This dinosaur-killer meteoroid metal can kill cancer cells

In a recent study, researchers find that cancer cells can be killed with metal from the asteroid that killed the dinosaurs.

The results show that compound based on iridium can kill cancer cells by filling them with deadly version of oxygen when activated by laser light.

Moreover, the treatment does not harm healthy tissue.

The study is conducted by the University of Warwick UK and Sun-Yat Sen University in China.

In cancer treatment, patients can become increasingly resistant to traditional therapies. Therefore, it is vital to find new ways to fight against the disease.

Now the team found that iridium – the world’s second densest metal – can be used to kill cancer cells.

Iridium was first discovered in 1803, and its name comes from the Latin for ‘rainbow’.

From the same family as platinum, it is hard, brittle, and is the world’s most corrosion-resistant metal. Yellow in color, its melting point is more than 2400° Celsius.

The metal is rare on Earth, but is abundant in meteoroids – and large amounts of iridium have been discovered in the Earth’s crust from around 66 million years ago.

This leads to the theory that it came to this planet with an asteroid which caused the extinction of the dinosaurs.

In the study, the researchers created a compound of iridium and organic material.

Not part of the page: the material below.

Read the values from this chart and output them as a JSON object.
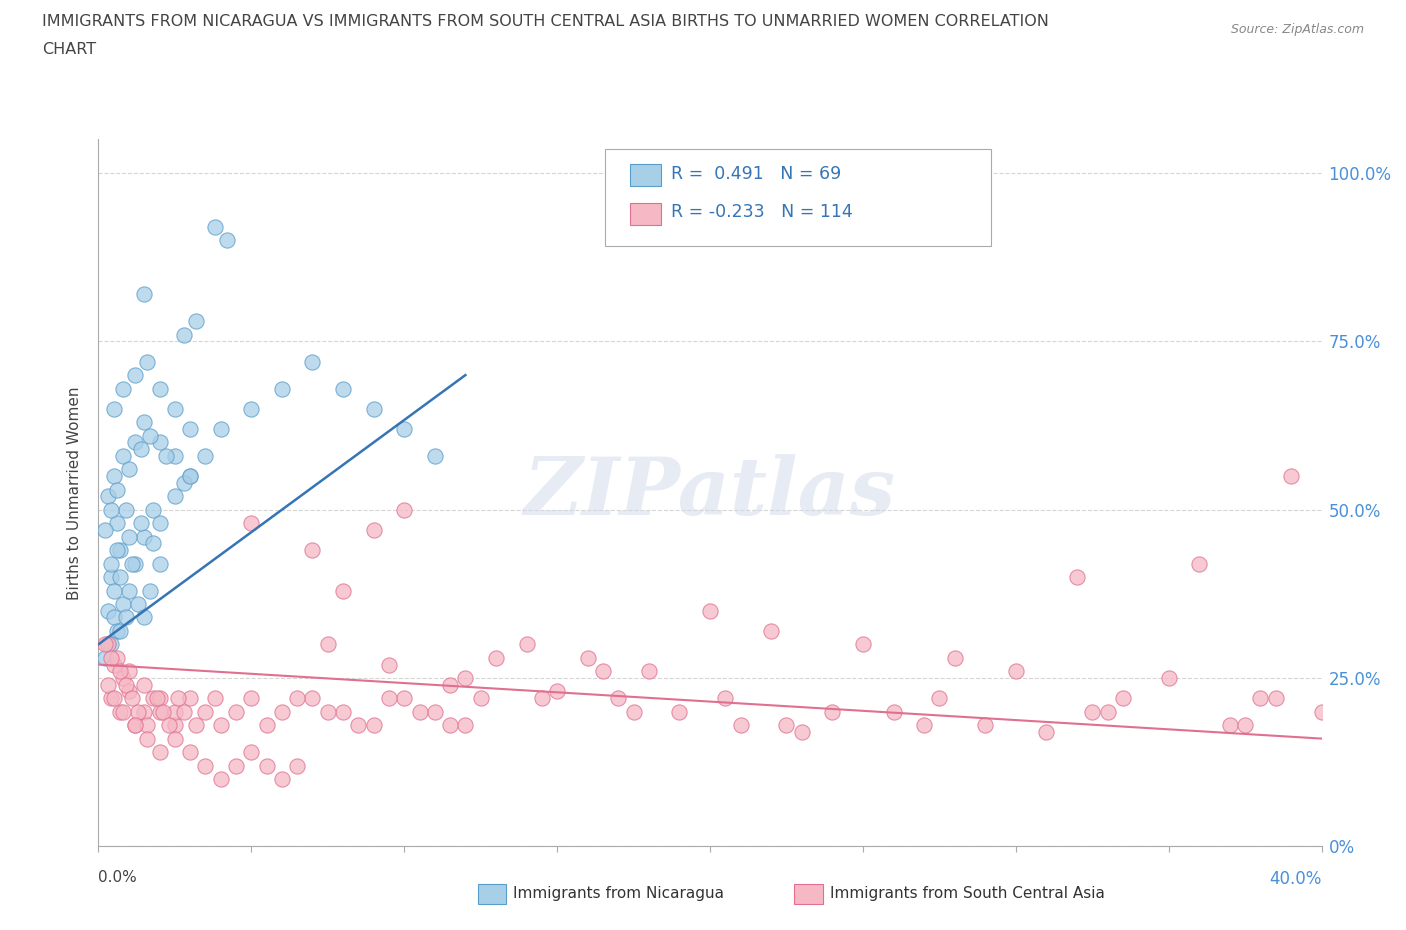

The compound can be directly targeted towards cancerous cells, transferring energy to the cells to turn the oxygen (O2) inside them into singlet oxygen, which is poisonous and kills the cell.

They found that after attacking a model tumor of lung cancer cells, the activated organic-iridium compound had penetrated and infused into every layer of the tumor to kill it.

They also proved that the method is safe to healthy cells by conducting the treatment on non-cancerous tissue and finding it had no effect.

After analyzing thousands of proteins from the model cancer cells, the team concluded that the iridium compound had damaged the proteins for heat shock stress, and glucose metabolism, both known as key molecules in cancer.

Co-author Cookson Chiu is a postgraduate researcher in Warwick’s Department of Chemistry.

The study is published in the Wiley journal Angewandte Chemie.